Ne dormez plus sur un tas d’or, maîtrisez et exploitez vos données !

Laurent BerthautLaurent Berthaut
Actuaire conseil
Intervenant EFE à la formation « Statistiques en assurance dommages » des 17-18 décembre 2013 et 19-20 juin 2014 à Paris

L’analyse des données, et donc l’utilisation des techniques statistiques, sont à la base même du métier de l’assureur.

Ce métier, on le sait, consiste en une prestation de service au cours de laquelle l’assureur s’engage à répartir sur tous les assurés (la mutualité) les conséquences de sinistres que subissent quelques-uns d’entre eux. Pour ce faire, l’assureur encaisse les primes avant de payer les éventuels sinistres : c’est ce qu’il est convenu d’appeler « l’inversion du cycle de production » puisqu’il faut fixer le prix de vente de la prestation de service (montant de la prime) avant d’en connaitre le prix de revient (montant des sinistres à payer).

Il en résulte pour l’assureur une absolue nécessité de recourir à l’analyse statistique des données passées pour estimer (prévoir) le futur. D’où la devise de l’Institut des Actuaires Français « éclairer les risques, tracer l’avenir ».

En assurance, les statistiques ne sont donc pas seulement, comme dans d’autres secteurs, un moyen d’analyser l’activité (reporting, tableaux de bord) mais aussi, et surtout, l’outil pour la mettre en place et la développer. La capacité de l’assureur à quantifier les conséquences financières des risques avec un minimum d’aléa dépend ainsi directement de la qualité des analyses menées.

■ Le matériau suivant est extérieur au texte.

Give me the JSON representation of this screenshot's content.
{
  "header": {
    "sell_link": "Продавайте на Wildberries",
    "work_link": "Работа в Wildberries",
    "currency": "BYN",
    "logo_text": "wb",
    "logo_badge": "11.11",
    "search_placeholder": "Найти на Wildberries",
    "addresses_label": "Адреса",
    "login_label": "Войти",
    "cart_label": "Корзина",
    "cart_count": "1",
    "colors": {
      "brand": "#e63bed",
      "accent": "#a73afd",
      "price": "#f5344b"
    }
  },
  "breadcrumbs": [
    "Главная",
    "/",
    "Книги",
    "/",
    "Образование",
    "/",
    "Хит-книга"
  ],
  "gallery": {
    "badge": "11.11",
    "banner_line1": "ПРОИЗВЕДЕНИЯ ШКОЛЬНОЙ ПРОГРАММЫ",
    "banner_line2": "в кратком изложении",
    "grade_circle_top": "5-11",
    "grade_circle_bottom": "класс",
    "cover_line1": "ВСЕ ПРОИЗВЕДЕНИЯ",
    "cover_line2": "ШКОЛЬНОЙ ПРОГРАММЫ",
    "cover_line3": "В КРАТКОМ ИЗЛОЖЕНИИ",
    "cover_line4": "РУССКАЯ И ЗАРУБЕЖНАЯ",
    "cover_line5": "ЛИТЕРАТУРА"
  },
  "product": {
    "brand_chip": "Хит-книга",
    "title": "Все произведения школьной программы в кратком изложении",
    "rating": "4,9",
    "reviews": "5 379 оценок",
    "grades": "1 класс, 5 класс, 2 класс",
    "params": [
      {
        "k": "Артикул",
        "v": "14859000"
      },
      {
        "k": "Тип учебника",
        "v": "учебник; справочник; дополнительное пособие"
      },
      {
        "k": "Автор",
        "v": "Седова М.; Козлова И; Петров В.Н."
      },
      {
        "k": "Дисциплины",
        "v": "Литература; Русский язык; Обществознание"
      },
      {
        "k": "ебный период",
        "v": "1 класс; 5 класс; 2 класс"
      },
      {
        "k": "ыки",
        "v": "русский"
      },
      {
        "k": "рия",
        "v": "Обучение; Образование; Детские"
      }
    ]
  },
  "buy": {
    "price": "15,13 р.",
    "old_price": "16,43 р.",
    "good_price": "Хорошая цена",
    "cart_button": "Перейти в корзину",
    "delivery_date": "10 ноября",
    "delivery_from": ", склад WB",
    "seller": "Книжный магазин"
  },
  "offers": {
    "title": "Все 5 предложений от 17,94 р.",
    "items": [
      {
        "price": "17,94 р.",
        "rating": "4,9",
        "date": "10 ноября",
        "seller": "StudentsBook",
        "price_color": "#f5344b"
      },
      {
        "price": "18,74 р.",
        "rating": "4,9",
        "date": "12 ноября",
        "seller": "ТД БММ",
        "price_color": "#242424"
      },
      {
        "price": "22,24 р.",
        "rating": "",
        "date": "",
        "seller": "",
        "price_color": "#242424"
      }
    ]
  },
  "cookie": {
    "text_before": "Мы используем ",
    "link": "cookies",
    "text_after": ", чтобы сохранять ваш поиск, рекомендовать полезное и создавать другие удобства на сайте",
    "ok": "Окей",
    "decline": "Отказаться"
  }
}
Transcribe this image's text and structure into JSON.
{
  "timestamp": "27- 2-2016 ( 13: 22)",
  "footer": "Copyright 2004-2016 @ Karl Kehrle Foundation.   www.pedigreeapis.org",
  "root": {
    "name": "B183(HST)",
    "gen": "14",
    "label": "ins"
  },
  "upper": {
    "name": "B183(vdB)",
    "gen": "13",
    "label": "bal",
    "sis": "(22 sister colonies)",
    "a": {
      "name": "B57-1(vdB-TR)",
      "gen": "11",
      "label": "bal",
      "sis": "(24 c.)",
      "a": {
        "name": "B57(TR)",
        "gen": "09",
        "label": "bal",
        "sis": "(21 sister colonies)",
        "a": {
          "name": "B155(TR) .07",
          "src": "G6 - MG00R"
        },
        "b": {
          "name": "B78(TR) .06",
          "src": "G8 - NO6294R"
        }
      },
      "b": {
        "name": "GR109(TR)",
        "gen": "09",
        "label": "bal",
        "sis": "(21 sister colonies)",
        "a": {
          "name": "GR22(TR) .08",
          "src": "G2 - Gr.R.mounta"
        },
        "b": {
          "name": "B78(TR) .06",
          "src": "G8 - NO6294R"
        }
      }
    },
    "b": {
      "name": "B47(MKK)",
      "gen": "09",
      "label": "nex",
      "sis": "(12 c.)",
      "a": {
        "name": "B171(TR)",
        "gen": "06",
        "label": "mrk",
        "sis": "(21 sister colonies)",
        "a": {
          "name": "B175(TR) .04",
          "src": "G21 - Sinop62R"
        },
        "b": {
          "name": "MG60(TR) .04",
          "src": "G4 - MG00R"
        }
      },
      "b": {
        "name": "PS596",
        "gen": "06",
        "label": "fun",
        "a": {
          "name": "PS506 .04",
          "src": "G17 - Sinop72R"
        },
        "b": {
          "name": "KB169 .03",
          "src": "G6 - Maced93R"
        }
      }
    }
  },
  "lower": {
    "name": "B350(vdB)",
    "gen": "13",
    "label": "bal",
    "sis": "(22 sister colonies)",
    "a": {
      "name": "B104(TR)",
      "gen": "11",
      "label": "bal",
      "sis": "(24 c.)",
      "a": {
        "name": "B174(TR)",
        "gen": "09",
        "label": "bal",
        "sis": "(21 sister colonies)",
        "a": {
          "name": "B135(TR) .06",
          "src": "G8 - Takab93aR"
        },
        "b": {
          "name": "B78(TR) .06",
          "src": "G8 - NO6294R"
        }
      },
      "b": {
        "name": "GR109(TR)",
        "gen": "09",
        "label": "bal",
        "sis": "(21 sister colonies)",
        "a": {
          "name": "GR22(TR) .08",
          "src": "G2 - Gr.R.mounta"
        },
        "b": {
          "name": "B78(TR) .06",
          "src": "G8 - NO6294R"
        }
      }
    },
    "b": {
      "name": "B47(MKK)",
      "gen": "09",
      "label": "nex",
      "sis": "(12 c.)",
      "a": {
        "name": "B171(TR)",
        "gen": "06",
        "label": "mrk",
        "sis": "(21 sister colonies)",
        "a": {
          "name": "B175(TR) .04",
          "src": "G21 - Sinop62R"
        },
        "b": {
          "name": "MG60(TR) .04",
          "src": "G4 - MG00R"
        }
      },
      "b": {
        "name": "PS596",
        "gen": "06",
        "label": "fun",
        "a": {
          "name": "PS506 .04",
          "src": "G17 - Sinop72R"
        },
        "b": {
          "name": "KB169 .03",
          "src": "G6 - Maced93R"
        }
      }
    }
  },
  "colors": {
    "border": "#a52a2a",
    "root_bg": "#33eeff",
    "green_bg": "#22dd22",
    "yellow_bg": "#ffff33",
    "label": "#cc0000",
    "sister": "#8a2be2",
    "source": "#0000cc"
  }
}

Les considérations générales que nous venons d’exposer, recouvrent des réalités qui différent suivant le type d’assurance (Vie ou Non-Vie), la catégorie (RC, Incendie,…) ou le marché (de masse comme l’automobile ou de niche comme le spatial) étudiés.

De même, au sein des services techniques des organismes d’assurance, on distingue plusieurs grandes taches qui reposent essentiellement sur les analyses statistiques : la tarification, les calculs d’élasticité prix via la modélisation des taux de résiliation, la liquidation des sinistres à payer, l’analyse de la sinistralité de pointe afin d’optimiser la couverture de réassurance, etc.

Mais quelles que soient la branche ou la tache considérées, le développement de l’informatique décisionnelle (data warhouses) et l’accroissement des capacités de calcul ont conduit à l’explosion des données disponibles (la richesse de l’assureur, son « tas d’or ») et donc à l’émergence de besoins d’analyses statistiques de plus en plus poussées.

C’est particulièrement vrai en assurance Dommages où, traditionnellement, l’actuariat est moins formalisé qu’en assurance Vie du fait de l’absence de table de mortalité. Le recours aux techniques d’analyse statistiques, en particulier descriptives, y revêt alors une très grande importance.

En effet, comme le martèle en introduction de son premier cours tout bon professeur de statistiques appliquées, « pas de bonnes analyses sans bonnes données ». Le premier travail du technicien d’actuariat consiste donc de s’assurer de la qualité des données afin d’être en mesure de garantir la pertinence et la crédibilité du résultat de ses analyses.

Pour cela, il s’appuiera sur des techniques simples, mais pas simplistes, lui permettant de dégager les caractéristiques de la distribution étudiée : indicateur de tendance centrale (moyenne, médiane,…) mais aussi indicateur de dispersion (min, max, étendue, variance,…).

Il sera ainsi en mesure de résumer l’information et de se l’approprier (ordre de grandeur, cohérence) soit, en d’autres termes, de maîtriser ses données. Il pourra également très facilement repérer les valeurs aberrantes (donnée fausse dans le système de gestion, donnée corrompue lors de l’importation dans la base,…)  susceptibles de fausser les analyses et donc qu’il convient d’éliminer.

Enfin, la maîtrise des données passe aussi par la capacité de l’utilisateur à en retracer la construction. La formalisation du processus d’alimentation des bases de données est essentielle. Il faut être en mesure de d’écrire la source des données, les modifications apportées, les analyses menées et les hypothèses prises.

Cette démarche, qui est à la base de toute analyse technique de qualité, revêt par ailleurs une importance grandissante du fait de la nouvelle réglementation prudentielle. En effet, Solvabilité II renforce considérablement les attentes concernant l’intégrité et la lisibilité des systèmes d’informations, en établissant de nouvelles normes et exigences applicables à la profession, en termes de gouvernance et de qualité des données[1].

 

 

 

 

 


[1] Le régulateur aura les pouvoirs de contrôler la qualité des données et des procédures d’estimation, des systèmes mis en place pour mesurer et maîtriser les risques au cas où ils se matérialiseraient.